2. Ships or personnel that can just keep on stacking stress. I cannot see how massive piles of stress is logical. If one stress is equal to a ship not being able to focus, TL, barrel-roll, etc. Two should double that hindrance, like make it unable to shoot or defend during an attack phase. Heck, three times the stress that keeps a ship from acting should make it unable to move at all. Maybe four times the stress should make the life support systems start to fail. See the logic? The effects should be doubled with the first addition of stress and then tripled, and so-on and so-on....not simply put in a pile.
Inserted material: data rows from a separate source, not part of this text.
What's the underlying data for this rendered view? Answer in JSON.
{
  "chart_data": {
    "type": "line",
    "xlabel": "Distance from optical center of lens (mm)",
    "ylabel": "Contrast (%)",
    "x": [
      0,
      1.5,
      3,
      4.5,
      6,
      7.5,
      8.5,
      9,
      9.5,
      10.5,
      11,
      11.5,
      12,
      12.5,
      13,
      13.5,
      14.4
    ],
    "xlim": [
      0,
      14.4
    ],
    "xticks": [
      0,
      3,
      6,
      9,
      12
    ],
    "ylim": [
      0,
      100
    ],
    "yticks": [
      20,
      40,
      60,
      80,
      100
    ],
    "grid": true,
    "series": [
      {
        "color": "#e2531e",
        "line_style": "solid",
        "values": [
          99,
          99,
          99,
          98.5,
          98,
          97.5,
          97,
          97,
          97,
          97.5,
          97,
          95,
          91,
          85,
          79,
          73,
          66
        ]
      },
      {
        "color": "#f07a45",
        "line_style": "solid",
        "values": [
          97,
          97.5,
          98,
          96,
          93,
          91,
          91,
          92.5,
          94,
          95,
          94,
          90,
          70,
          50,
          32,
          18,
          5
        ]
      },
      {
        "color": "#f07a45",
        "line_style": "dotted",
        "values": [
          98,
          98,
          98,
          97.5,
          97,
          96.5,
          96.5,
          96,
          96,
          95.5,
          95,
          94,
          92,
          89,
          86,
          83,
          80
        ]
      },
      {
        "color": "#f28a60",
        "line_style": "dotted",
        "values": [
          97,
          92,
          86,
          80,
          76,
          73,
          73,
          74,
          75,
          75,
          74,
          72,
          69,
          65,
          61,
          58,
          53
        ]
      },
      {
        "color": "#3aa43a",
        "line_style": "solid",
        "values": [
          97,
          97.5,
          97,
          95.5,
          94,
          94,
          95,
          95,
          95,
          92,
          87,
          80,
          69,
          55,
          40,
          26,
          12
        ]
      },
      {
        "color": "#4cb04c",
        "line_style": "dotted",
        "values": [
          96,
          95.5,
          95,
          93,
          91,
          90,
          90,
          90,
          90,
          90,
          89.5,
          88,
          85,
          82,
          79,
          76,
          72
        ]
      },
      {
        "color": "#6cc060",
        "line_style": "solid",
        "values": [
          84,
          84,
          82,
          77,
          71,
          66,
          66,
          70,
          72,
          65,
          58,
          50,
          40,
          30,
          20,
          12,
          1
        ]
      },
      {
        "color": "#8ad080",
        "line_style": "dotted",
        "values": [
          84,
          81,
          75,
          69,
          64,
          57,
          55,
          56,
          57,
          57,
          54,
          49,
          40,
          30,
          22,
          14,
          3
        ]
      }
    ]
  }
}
I see your point. Part of the problem, though, is agreeing on what stress actually represents. It was originally pilot stress, as indicated by the "check pilot stress" step. The idea is that you are distracted by something such that you can't focus or take other actions that require skill. In the core set days, doing a Koiogran turn was stressful to the pilot, so the pilot couldn't focus after (basically during) the Koiogran turn because they were trying to pull off this very difficult maneuver.
But since then, we have things like Flechette Cannon and R3-A2. Just what exactly are these upgrades doing to cause stress to pilots? Wouldn't a 4-dice heavy laser cannon cause you just as much stress, if not more? So what we see is that stress has become increasingly abstracted. It is a game mechanic now with echoes of theme. Stress is now used as a way to balance cards instead of or in addition to using squad points. Part of this is the nature of game expansions. As you expand a game, you'd like to explore all the design space offered by the core rules before you start introducing brand new mechanics. The stress mechanic was ripe for exploration, leading us to the situation we are at now, where stress is a much more abstract game mechanic than it was back in wave I.